I invite you to go back with me during the next few minutes as we look at the Village of Farmingdale one hundred years ago, in 1910.

The village had been incorporated six years earlier in 1904.  At that time an “enumeration” of the proposed village was taken, recording 1,047 residents.  In 1910 the federal decennial census was conducted, as it was this year.  The census of 1910 reflected 1,567 residents, an increase of 520 in six years.  The village was growing, and there were plenty of building lots available!

Utilities such as water, telephone and electricity had been introduced immediately prior to 1910 as had trolley service connecting Farmingdale to Huntington and Amityville on the Cross-Island Line.

Prospect Street was opened in 1910, with the first home that of Bernard Weiden.  Twelve brick row houses were also constructed on Washington and Columbia Streets, built with bricks from the brickyard in what is now Old Bethpage.

The post office at that time was located in a storefront on the east side of Main Street, near the location of today’s Clock Plaza.

There were two fire companies:  The Hook, Ladder and Hose Company had a station at Conklin and Washington Streets (presently the site of the Lotus Garden Restaurant), and the Water Witch Engine Company had a station in what is now the parking area of the McCourt & Trudden Funeral Home on Main Street.  The fire companies remained at these locations until the present village hall/fire house opened in 1932.

The original village hall was a wooden structure dating from the late 1800s, which had been built by the Town of Oyster Bay as a regional office for collecting taxes and hearing minor judicial cases.  Following the incorporation of the village, Farmingdale Village rented it from the town until purchasing it in 1925.  Our present village hall stands on the same site, as the original structure was razed in 1931.  The village “president” (or mayor) in 1910 was Mr. Adolph Bausch who served from 1909 to 1913.  

A new church congregation marked its beginning in Farmingdale in 1910.  St. Luke’s Lutheran Church first met for worship in members’ homes and briefly in a lodge hall before purchasing the vacant chapel on Washington Street in 1911.  This was the home of the congregation for the next 15 years; until the present church on Conklin Street was built in 1926.  We congratulate the members of St. Luke’s on their centennial this year.

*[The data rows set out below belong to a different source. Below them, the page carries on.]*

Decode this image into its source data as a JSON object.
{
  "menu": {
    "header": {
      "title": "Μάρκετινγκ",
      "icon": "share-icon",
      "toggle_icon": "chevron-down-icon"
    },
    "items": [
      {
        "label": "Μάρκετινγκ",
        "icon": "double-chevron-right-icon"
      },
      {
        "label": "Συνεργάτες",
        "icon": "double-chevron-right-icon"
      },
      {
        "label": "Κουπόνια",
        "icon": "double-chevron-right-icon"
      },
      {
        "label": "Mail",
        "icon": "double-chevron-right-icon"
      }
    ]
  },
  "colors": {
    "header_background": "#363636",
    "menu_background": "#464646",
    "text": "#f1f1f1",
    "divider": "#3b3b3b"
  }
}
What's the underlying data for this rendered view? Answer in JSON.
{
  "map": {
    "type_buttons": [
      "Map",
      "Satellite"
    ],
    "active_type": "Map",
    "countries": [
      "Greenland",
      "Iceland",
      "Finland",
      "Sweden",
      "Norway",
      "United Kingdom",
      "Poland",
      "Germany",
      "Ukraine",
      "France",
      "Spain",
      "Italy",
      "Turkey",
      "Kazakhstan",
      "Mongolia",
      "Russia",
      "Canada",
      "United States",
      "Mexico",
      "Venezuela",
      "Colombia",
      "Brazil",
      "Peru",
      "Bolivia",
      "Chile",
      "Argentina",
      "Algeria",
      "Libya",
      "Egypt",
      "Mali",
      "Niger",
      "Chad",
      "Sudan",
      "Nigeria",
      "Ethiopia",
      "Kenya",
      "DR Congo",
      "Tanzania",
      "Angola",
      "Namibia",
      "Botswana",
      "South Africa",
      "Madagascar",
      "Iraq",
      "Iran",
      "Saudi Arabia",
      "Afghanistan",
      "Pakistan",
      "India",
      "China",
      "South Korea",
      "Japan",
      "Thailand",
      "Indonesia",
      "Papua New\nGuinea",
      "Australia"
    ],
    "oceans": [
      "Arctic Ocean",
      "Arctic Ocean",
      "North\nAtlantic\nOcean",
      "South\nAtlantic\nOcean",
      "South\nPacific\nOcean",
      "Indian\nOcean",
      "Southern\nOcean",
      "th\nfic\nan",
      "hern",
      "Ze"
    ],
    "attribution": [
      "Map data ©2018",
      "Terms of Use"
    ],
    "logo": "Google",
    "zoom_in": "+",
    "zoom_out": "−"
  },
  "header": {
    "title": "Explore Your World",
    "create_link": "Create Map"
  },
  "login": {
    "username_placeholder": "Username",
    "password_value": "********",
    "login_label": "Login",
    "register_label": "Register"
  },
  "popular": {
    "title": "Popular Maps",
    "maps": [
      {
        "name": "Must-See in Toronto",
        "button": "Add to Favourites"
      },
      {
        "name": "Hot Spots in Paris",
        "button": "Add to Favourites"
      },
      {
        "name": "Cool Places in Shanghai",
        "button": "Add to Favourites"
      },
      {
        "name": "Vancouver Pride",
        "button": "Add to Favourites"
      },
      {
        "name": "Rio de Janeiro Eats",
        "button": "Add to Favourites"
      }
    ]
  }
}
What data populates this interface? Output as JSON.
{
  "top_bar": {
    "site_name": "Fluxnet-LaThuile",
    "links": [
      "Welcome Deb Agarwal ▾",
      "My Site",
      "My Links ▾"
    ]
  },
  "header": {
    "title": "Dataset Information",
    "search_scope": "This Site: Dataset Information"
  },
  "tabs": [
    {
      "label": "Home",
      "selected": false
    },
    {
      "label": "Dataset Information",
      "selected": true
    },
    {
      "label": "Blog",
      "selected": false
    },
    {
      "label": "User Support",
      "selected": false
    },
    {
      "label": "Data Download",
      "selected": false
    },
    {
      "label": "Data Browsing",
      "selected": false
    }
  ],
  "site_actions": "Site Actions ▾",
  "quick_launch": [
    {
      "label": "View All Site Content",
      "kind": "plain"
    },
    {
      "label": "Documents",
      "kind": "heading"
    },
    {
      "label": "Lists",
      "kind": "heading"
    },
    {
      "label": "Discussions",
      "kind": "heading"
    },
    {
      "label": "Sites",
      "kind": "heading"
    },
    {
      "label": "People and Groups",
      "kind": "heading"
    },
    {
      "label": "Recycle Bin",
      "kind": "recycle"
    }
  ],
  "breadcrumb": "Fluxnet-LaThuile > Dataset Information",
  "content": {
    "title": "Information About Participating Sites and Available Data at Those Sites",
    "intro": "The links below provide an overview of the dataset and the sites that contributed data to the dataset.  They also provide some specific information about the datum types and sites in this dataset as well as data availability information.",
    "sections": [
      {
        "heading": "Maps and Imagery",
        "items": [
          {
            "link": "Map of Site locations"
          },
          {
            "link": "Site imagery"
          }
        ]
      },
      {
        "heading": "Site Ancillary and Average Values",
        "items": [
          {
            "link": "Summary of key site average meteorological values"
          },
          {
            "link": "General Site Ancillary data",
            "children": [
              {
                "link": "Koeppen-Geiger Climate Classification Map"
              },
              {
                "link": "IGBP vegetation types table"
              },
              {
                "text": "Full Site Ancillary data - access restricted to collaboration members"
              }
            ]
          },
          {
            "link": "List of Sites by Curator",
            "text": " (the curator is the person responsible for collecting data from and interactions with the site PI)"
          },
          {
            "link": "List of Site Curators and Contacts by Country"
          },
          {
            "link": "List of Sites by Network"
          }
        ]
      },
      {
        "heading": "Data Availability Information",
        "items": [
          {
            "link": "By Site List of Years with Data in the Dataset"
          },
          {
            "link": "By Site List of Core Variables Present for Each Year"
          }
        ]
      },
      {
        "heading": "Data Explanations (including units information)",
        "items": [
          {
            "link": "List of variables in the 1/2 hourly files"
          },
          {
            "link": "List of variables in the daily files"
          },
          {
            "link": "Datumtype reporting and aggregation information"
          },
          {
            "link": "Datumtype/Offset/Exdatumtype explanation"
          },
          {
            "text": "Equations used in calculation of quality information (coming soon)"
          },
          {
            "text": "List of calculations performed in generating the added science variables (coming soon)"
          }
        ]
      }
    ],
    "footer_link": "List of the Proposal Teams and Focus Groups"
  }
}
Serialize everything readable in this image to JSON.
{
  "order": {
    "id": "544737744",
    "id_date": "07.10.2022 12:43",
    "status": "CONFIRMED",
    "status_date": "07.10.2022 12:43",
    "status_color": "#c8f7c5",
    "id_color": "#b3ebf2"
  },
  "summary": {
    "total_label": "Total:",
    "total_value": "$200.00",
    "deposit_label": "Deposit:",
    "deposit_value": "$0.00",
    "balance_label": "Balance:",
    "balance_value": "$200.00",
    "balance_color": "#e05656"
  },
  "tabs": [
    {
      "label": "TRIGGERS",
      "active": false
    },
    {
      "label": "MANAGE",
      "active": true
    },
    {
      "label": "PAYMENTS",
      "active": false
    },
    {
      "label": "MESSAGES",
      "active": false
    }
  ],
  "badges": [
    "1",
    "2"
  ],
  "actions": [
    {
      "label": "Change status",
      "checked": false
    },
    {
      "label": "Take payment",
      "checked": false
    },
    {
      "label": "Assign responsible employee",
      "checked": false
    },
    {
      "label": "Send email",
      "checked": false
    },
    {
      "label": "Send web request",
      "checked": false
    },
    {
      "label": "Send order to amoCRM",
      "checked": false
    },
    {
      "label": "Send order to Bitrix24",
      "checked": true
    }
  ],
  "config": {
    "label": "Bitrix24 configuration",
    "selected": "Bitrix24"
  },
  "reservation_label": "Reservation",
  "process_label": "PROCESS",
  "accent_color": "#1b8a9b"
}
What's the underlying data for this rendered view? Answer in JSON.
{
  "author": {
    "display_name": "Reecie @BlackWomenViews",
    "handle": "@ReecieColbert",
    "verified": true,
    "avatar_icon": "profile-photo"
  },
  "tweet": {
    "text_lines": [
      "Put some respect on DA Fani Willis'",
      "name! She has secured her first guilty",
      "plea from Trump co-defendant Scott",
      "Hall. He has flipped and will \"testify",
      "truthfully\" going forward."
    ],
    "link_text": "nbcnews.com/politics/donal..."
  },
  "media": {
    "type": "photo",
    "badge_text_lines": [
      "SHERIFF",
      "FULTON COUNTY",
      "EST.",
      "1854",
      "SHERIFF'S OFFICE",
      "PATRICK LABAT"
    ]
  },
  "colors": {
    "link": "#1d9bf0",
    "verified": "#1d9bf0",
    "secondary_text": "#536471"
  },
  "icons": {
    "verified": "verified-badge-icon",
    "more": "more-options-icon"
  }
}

Also in 1910, Adolph Bausch built a new and larger factory on Eastern Parkway for his picture frame and molding firm, closing the earlier complex at Rose and Richard Streets.  A few years later, the aviator Lawrence Sperry moved into the former Bausch property and opened an aircraft factory there, Farmingdale’s first aviation plant.

Nearby, at Main and Richard Streets, Heiselman’s Opera House was still quite new in 1910, opening just the year before.  It was Farmingdale’s first major auditorium, hosting vaudeville and variety shows until its closing in 1915.

Several “pickle works”, which processed cucumbers and cabbage from local farms, were in operation in 1910, mostly in the area of the Long Island Rail Road station.  Stern’s Pickle Works, located nearby our current Northside School, survived the longest, until the 1980s.

The list of tradesmen and merchants in the small village reflected a strong presence of an agricultural economy, with harness shops, blacksmiths, and grain and feed stores in operation.  Retail merchants were primarily centered on Main Street north of Conklin Street.  Main Street, south of Conklin, was still primarily a residential area in 1910.

This was an era without electronic communications, and “home entertainment” consisted of songs around the piano or phonograph in the family parlor.  But then, as now, the elected officials and other residents of the young village worked hard to move it forward.  Although the population a century ago was about one-sixth of that of today, the goal of keeping the Village of Farmingdale a safe, attractive and prosperous community has not changed with the passage of a century.